Voyage de nostre Frere Gervais au Cap de Victoire, & de la manière que furent amenez & receus deux prisonniers Hiroquois par les Montagnais.

CHAPITRE XXIX.

J'Ay faict mention au Chapitre precedent, mais fort succinctement, de la manière que sont amenez & receus entre les Montagnais, leurs prisonniers de guerre, dont ils sont en quelque chose differents des autres nations qui ne donnent point tant de part aux femmes en leurs victoires, estans d'ailleurs assez satisfaictes au repos de leur mesnages & à la douceur, à quoy il semble que nos Huronnes soient enclinés & moins interessées en ces actions de guerre que les errantes.

Nostre Frere Gervais m'a appris, que comme il fut envoyé par le R. P. Joseph le Caron Supérieur de nostre Convent de Kebec dans une barque, avec le R. P. Lallemand Jesuite, pour les trois Rivieres, à dessein d'apprendre des Hurons (qui s'y devoient trouver) des nouvelles de nostre Pere Joseph de la Roche, qui estoit dans leur pais, & d'y monter s'il eust esté necessaire pour son secours. Estans là arriverent sur le soir trois canots de jeunes Montagnais, volontiers qui malgré leurs parens & Capitaines estoient partis pour la guerre contre les Hiroquois, pour y mourir, ou pour en ramener des prisonniers, comme ils firent.

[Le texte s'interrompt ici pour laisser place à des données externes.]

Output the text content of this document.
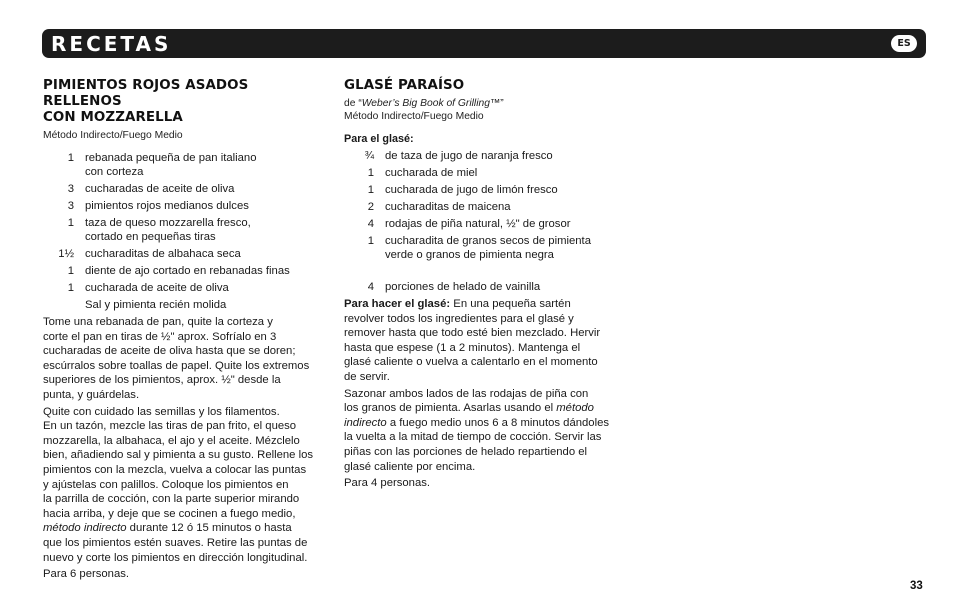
RECETAS	ES
PIMIENTOS ROJOS ASADOS RELLENOS
CON MOZZARELLA
Método Indirecto/Fuego Medio
1 rebanada pequeña de pan italiano
con corteza
3 cucharadas de aceite de oliva
3 pimientos rojos medianos dulces
1 taza de queso mozzarella fresco,
cortado en pequeñas tiras
1½ cucharaditas de albahaca seca
1 diente de ajo cortado en rebanadas finas
1 cucharada de aceite de oliva
Sal y pimienta recién molida
Tome una rebanada de pan, quite la corteza y
corte el pan en tiras de ½" aprox. Sofríalo en 3
cucharadas de aceite de oliva hasta que se doren;
escúrralos sobre toallas de papel. Quite los extremos
superiores de los pimientos, aprox. ½" desde la
punta, y guárdelas.
Quite con cuidado las semillas y los filamentos.
En un tazón, mezcle las tiras de pan frito, el queso
mozzarella, la albahaca, el ajo y el aceite. Mézclelo
bien, añadiendo sal y pimienta a su gusto. Rellene los
pimientos con la mezcla, vuelva a colocar las puntas
y ajústelas con palillos. Coloque los pimientos en
la parrilla de cocción, con la parte superior mirando
hacia arriba, y deje que se cocinen a fuego medio,
método indirecto durante 12 ó 15 minutos o hasta
que los pimientos estén suaves. Retire las puntas de
nuevo y corte los pimientos en dirección longitudinal.
Para 6 personas.
GLASÉ PARAÍSO
de “Weber’s Big Book of Grilling™”
Método Indirecto/Fuego Medio
Para el glasé:
¾ de taza de jugo de naranja fresco
1 cucharada de miel
1 cucharada de jugo de limón fresco
2 cucharaditas de maicena
4 rodajas de piña natural, ½" de grosor
1 cucharadita de granos secos de pimienta
verde o granos de pimienta negra
4 porciones de helado de vainilla
Para hacer el glasé: En una pequeña sartén
revolver todos los ingredientes para el glasé y
remover hasta que todo esté bien mezclado. Hervir
hasta que espese (1 a 2 minutos). Mantenga el
glasé caliente o vuelva a calentarlo en el momento
de servir.
Sazonar ambos lados de las rodajas de piña con
los granos de pimienta. Asarlas usando el método
indirecto a fuego medio unos 6 a 8 minutos dándoles
la vuelta a la mitad de tiempo de cocción. Servir las
piñas con las porciones de helado repartiendo el
glasé caliente por encima.
Para 4 personas.
33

Il dit qu'ils venoient chantans tout de bout dans leurs canots, comme personnes fort contantes & joyeuses & que de loin qu'on les apperceut & qu'on pû discerner leur chant & leur posture, on jugea à leur mine, qu'ils venoient de le guerre, & qu'asseurement, ils avoient autant de prionniers, comme ils repetoient de sons à la fin de chacun couplet de leur chanson la sillabe ho, ce qui fut trouvé véritable, car ils la repetoient deux fois, aussi avoient ils deux prisonniers.

Ils en font de mesme quand ils ne rapportent ue les testes de leurs ennemis, ou leurs perruques escorchées, lesquelles ils attachent chacune au bout d'un long bois, arrangez sur le devant de leurs canots, pour faire voir leur prouesse & la victoire obtenue sur leurs ennemis à ceux qui leur doivent une honorable reception pour ces exploicts.

Le bon Frere Gervais, desireux de voir ces prisonniers de plus prés & sonder si pourroit obtenir leur delivrance, se fist conduire à terre avec le R. P. Lallemand, & de là entrèrent dans les cabanes, pour voir ces pauvres prisonniers, qu'ils trouverent chez un Sauvage, nommé Mecabo ou Martin par les François, qui nous estoit grand amy.

Son gendre appellé Napagabiscou, & par les François Trigatin, fils d'un père nommé Neptegaté, c'est à dire homme qui n'a qu'une jambe, non qu'il fut boiteux, mais estoit son nom de naissance. Ce Napagabiscou estoit Capitaine des sept autres barbares, qui l'avoient accompagné à la guerre centre les Hiroquois, d'où ils avoient amenez ses deux prisonniers, lesquels ils avoient surpris occupés à la pesche du Castor en une Riviere autour de leur village ou bourgade.

Ces pauvres esclaves, l'un aagé d'environ 25 ans, & l'autre de 15 à seize, estoient assis à platte terre proche de ce Capitaine Napagabiscou, festinans en compagnie de plusieurs autres Sauvages, d'une pleine chaudière de pois cuits, & de la chair d'Eslan, avec la mesme gayeté & liberté que les autres, du moins en faisoient ils le semblant, pour n'estre estimez poltrons ou avoir peur des tourmens, desquels ils avoient des-ja eu le premier appareil, capable de pouvoir tirer des larmes de personnes moins constantes, car pour moindre mal, nous crions bien à l'ayde.

Le bon Frere dit, qu'on leur avoit des-ja arraché les ongles de tous les doigts des mains, puis bruslé le dessus avec de la cendre chaude, ordinairement meslée de sable bruslant, pour en estancher le sang. L'un d'eux avoit aussi esté tres-bien battu par une femme Montagnaise, qui luy mordit le bras, dont elle mangea une grande piece, disant: que c'estoit en vengeance de la mort de son fils, qui avoit esté pris & mangé en leur païs.